RESTORING THE LATTICE STRUCTURE OF METAL AFTER COLD WORK – ANNEALING Full annealing is the process by which the distorted, cold-worked, lattice structure is changed back to one which is strain-free through the application of heat. This is a solid-state process and is usually followed by slow cooling in the furnace. Recovery is the first stage of annealing. This is a low temperature process and does not involve significant changes in the microstructure. The principal effect is relief of internal stresses. Recovery is a time and temperature dependent process. There is little change in mechanical properties and the principal application of recovery is stress relief to prevent stress corrosion cracking or to minimize distortion produced by residual stresses. Recrystallization occurs at higher temperatures, as minute new crystals appear in the microstructure. They usually appear in the regions of highest deformation such as at grain boundaries or slip planes. Recrystallization takes place by the process of nucleation of strain-free grains and the growth of these nuclei to absorb the cold-worked material. The recrystallization temperature refers to the approximate temperature at which a highly cold-worked material completely recrystallizes in one hour. It may be noted that the greater the amount of deformation, the lower the recrystallization temperature. Zinc, lead, and tin have recrystallization temperatures below room temperature and so cannot be cold-worked.
GRAIN GROWTH Large grains have lower free energy than small grains, since there is less grain boundary volume. Grain growth is driven by a single crystal’s lowest energy state.

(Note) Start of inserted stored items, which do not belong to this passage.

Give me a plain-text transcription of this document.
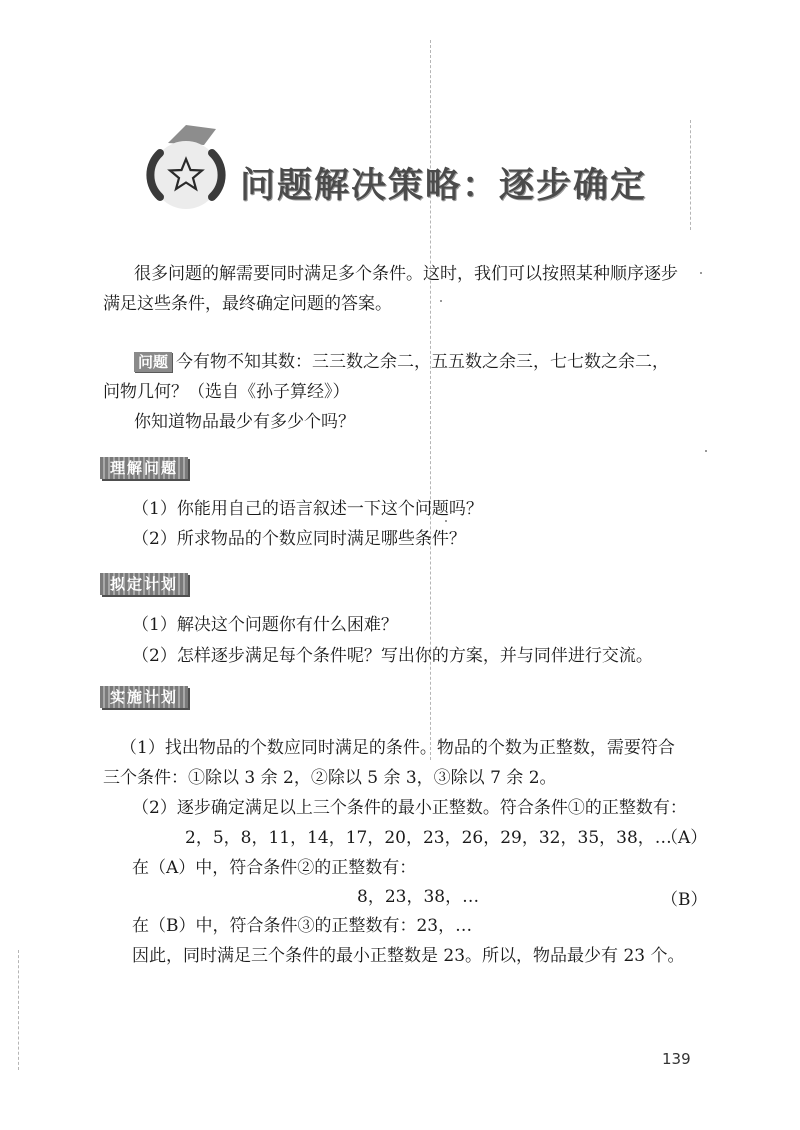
问题解决策略：逐步确定
很多问题的解需要同时满足多个条件。这时，我们可以按照某种顺序逐步
满足这些条件，最终确定问题的答案。
问题 今有物不知其数：三三数之余二，五五数之余三，七七数之余二，
问物几何？（选自《孙子算经》）
你知道物品最少有多少个吗？
理解问题
（1）你能用自己的语言叙述一下这个问题吗？
（2）所求物品的个数应同时满足哪些条件？
拟定计划
（1）解决这个问题你有什么困难？
（2）怎样逐步满足每个条件呢？写出你的方案，并与同伴进行交流。
实施计划
（1）找出物品的个数应同时满足的条件。物品的个数为正整数，需要符合
三个条件：①除以 3 余 2，②除以 5 余 3，③除以 7 余 2。
（2）逐步确定满足以上三个条件的最小正整数。符合条件①的正整数有：
2，5，8，11，14，17，20，23，26，29，32，35，38，…
（A）
在（A）中，符合条件②的正整数有：
8，23，38，…	（B）
在（B）中，符合条件③的正整数有：23，…
因此，同时满足三个条件的最小正整数是 23。所以，物品最少有 23 个。
139
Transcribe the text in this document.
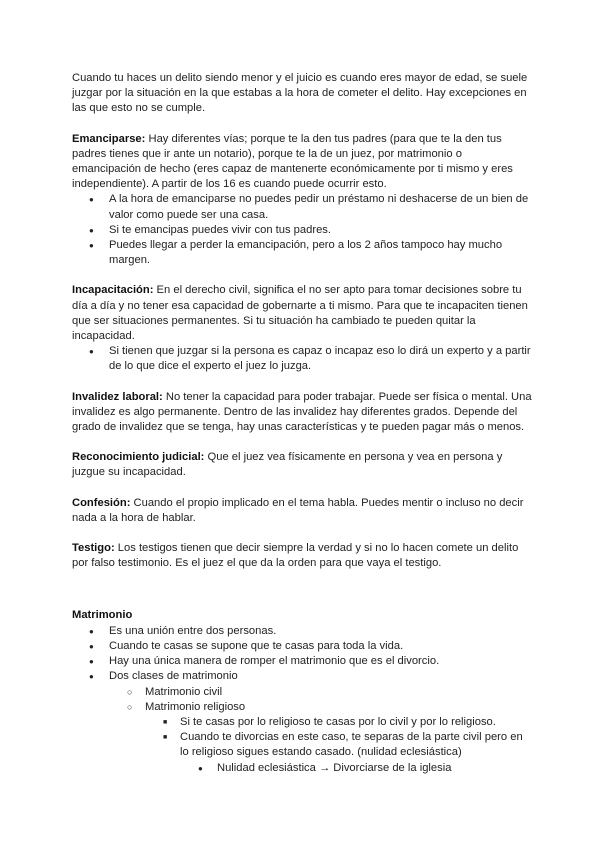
Cuando tu haces un delito siendo menor y el juicio es cuando eres mayor de edad, se suele juzgar por la situación en la que estabas a la hora de cometer el delito. Hay excepciones en las que esto no se cumple.

Emanciparse: Hay diferentes vías; porque te la den tus padres (para que te la den tus padres tienes que ir ante un notario), porque te la de un juez, por matrimonio o emancipación de hecho (eres capaz de mantenerte económicamente por ti mismo y eres independiente). A partir de los 16 es cuando puede ocurrir esto.

● A la hora de emanciparse no puedes pedir un préstamo ni deshacerse de un bien de valor como puede ser una casa.
● Si te emancipas puedes vivir con tus padres.
● Puedes llegar a perder la emancipación, pero a los 2 años tampoco hay mucho margen.

Incapacitación: En el derecho civil, significa el no ser apto para tomar decisiones sobre tu día a día y no tener esa capacidad de gobernarte a ti mismo. Para que te incapaciten tienen que ser situaciones permanentes. Si tu situación ha cambiado te pueden quitar la incapacidad.

● Si tienen que juzgar si la persona es capaz o incapaz eso lo dirá un experto y a partir de lo que dice el experto el juez lo juzga.

Invalidez laboral: No tener la capacidad para poder trabajar. Puede ser física o mental. Una invalidez es algo permanente. Dentro de las invalidez hay diferentes grados. Depende del grado de invalidez que se tenga, hay unas características y te pueden pagar más o menos.

Reconocimiento judicial: Que el juez vea físicamente en persona y vea en persona y juzgue su incapacidad.

Confesión: Cuando el propio implicado en el tema habla. Puedes mentir o incluso no decir nada a la hora de hablar.

Testigo: Los testigos tienen que decir siempre la verdad y si no lo hacen comete un delito por falso testimonio. Es el juez el que da la orden para que vaya el testigo.

Matrimonio

● Es una unión entre dos personas.
● Cuando te casas se supone que te casas para toda la vida.
● Hay una única manera de romper el matrimonio que es el divorcio.
● Dos clases de matrimonio
○ Matrimonio civil
○ Matrimonio religioso
■ Si te casas por lo religioso te casas por lo civil y por lo religioso.
■ Cuando te divorcias en este caso, te separas de la parte civil pero en lo religioso sigues estando casado. (nulidad eclesiástica)
● Nulidad eclesiástica → Divorciarse de la iglesia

The rigidity of the lattice opposes grain growth.
86
SECTION | 1 Introduction to Basic Metallurgy
As temperature is increased, the rigidity of the lattice decreases and the rate of grain growth is more rapid. Holding a specimen for a long time in the grain-growth temperature region (slightly below the melting point) can grow very large grains. The final recrystallized grain size is controlled by factors that influence nucleation and growth rate.
HOT WORKING When a material is plastically deformed, it tends to become harder. But the rate of work hardening decreases as the working temperature is increased. Two opposing effects take place – hardening due to plastic deformation and softening due to recrystallization. For a given material, there is a temperature at which these two effects balance. Material worked above this temperature is said to be hot-worked and material that is worked below this temperature is said to be cold-worked. Lead and tin may be hot-worked at room temperature, whereas steel is cold-worked at 538°C (1,000°F). Hot-worked material cannot be manufactured to an exact size because of the dimensional changes which take place during cooling. Cold-worked materials can be held to close tolerances, but require more power for deformation and so are more expensive to produce. Normally, initial reductions are carried out at an elevated temperature by hot working and the final reductions are done cold to take advantage of both processes. The finishing temperature for hot working determines the grain size that is available for further cold working. Careful control of these processes is known as thermo-mechanical processing.